Long-distance communication

During Rosetta’s prolonged interplanetary expedition, reliable communications between the spacecraft and the ground were essential.

All of the scientific data collected by the instruments on board the spacecraft were sent to Earth via a radio link. The operations centre, in turn, remotely controlled the spacecraft and its scientific instruments via the same radio link.

The Mission Operations Centre during Rosetta’s entire 12-year journey was the European Space Operations Centre (ESOC) in Darmstadt, Germany. ESOC is responsible for all mission operations, including:

  • mission planning, monitoring and control of the spacecraft and its payload;
  • determination and control of the spacecraft trajectory;
  • distribution of the scientific data received from the spacecraft to the Rosetta scientific community and the Principal Investigators.

A Science Operations Centre coordinated the requests for scientific operations received from the scientific teams supporting both the orbiter and the lander instruments.

Lander operations were coordinated through the German Aerospace Research Centre (DLR) control centre in Cologne, and the scientific control centre of CNES, the French space agency, in Toulouse.

Deep-space communications

Radio communications between Rosetta and the ground used a newly developed deep-space antenna which was built by ESA at New Norcia, near Perth in Western Australia.
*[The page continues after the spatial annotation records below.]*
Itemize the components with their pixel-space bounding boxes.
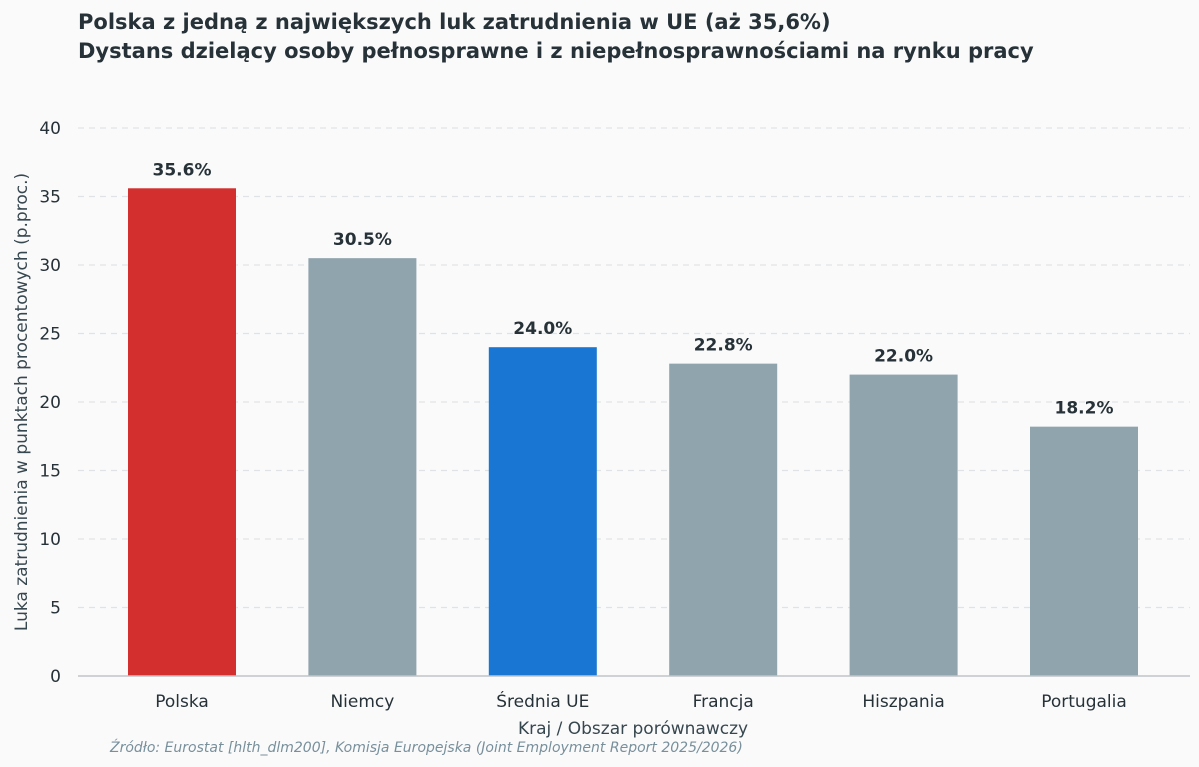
y-tick-label: 40 — [39, 119, 61, 139]
source-note: Źródło: Eurostat [hlth_dlm200], Komisja … — [109, 738, 743, 756]
y-axis-ticks: 0 5 10 15 20 25 30 35 40 — [39, 119, 61, 687]
bar-value-label: 18.2% — [1055, 399, 1114, 419]
bar — [669, 363, 778, 676]
y-tick-label: 5 — [50, 599, 61, 619]
bar-value-label: 22.8% — [694, 336, 753, 356]
bar-value-label: 30.5% — [333, 230, 392, 250]
x-tick-label: Średnia UE — [496, 690, 589, 712]
x-tick-label: Portugalia — [1041, 692, 1127, 712]
gridlines — [78, 127, 1190, 609]
y-tick-label: 15 — [39, 462, 61, 482]
bar-value-label: 22.0% — [874, 347, 933, 367]
y-tick-label: 0 — [50, 667, 61, 687]
chart-title: Polska z jedną z największych luk zatrud… — [78, 10, 831, 34]
x-axis-label: Kraj / Obszar porównawczy — [518, 719, 748, 739]
y-tick-label: 30 — [39, 256, 61, 276]
chart-subtitle: Dystans dzielący osoby pełnosprawne i z … — [78, 39, 1034, 63]
y-tick-label: 25 — [39, 325, 61, 345]
x-tick-label: Polska — [155, 692, 209, 712]
bar-value-label: 35.6% — [153, 160, 212, 180]
y-tick-label: 35 — [39, 188, 61, 208]
bar — [308, 258, 417, 676]
bar-value-label: 24.0% — [513, 319, 572, 339]
x-tick-label: Francja — [693, 692, 754, 712]
bar — [849, 374, 958, 676]
y-tick-label: 10 — [39, 530, 61, 550]
x-tick-label: Niemcy — [330, 692, 394, 712]
x-axis-ticks: Polska Niemcy Średnia UE Francja Hiszpania Po… — [155, 690, 1127, 712]
value-labels: 35.6% 30.5% 24.0% 22.8% 22.0% 18.2% — [153, 160, 1114, 418]
bar — [488, 347, 597, 676]
y-tick-label: 20 — [39, 393, 61, 413]
bar — [1030, 426, 1138, 676]
bar — [128, 188, 236, 676]
x-tick-label: Hiszpania — [862, 692, 944, 712]
y-axis-label: Luka zatrudnienia w punktach procentowyc… — [12, 173, 32, 631]
bars — [128, 188, 1138, 676]
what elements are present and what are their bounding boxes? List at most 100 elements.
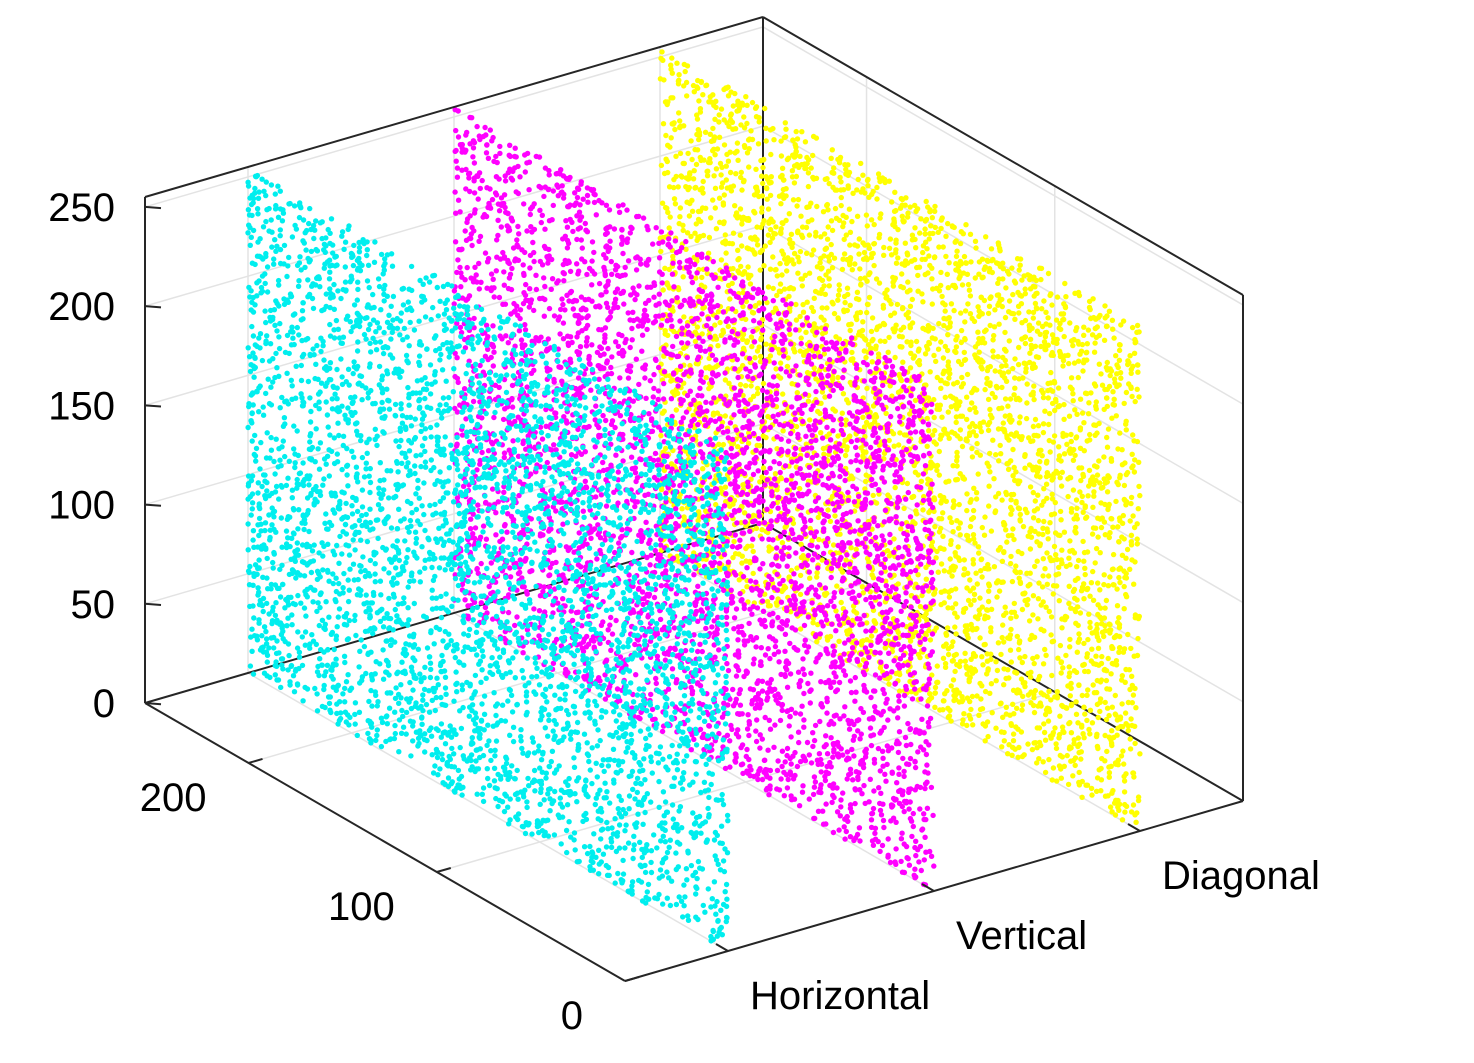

This 35-metre diameter parabolic antenna concentrates the energy of the radio signal in a narrow beam, allowing it to reach distances of more than 1000 million kilometres from Earth.

Signals are transmitted and received in two radio frequency bands: S-band (2 GHz) and X-band (8 GHz). The radio signals, travelling at the speed of light, took up to 50 minutes to cover the distance between the spacecraft and Earth!

ESA's 35-metre parabolic antenna at Cebreros also provided further coverage for Rosetta.

Massive memory

During the mission, the rate at which data could be sent from Rosetta to Earth will varied from 10 to 22 000 bits per second. However, the rotation of the Earth meant that real-time communications were not always possible.

The spacecraft was visible from the New Norcia antenna for an average of 12 hours per day. In addition, there were several periods of communications black-out when the spacecraft passed behind the Sun.

To overcome these breaks in communication, Rosetta’s solid-state memory of 25 Gbits capacity was able to store all scientific data and then transmit them to Earth at the next opportunity.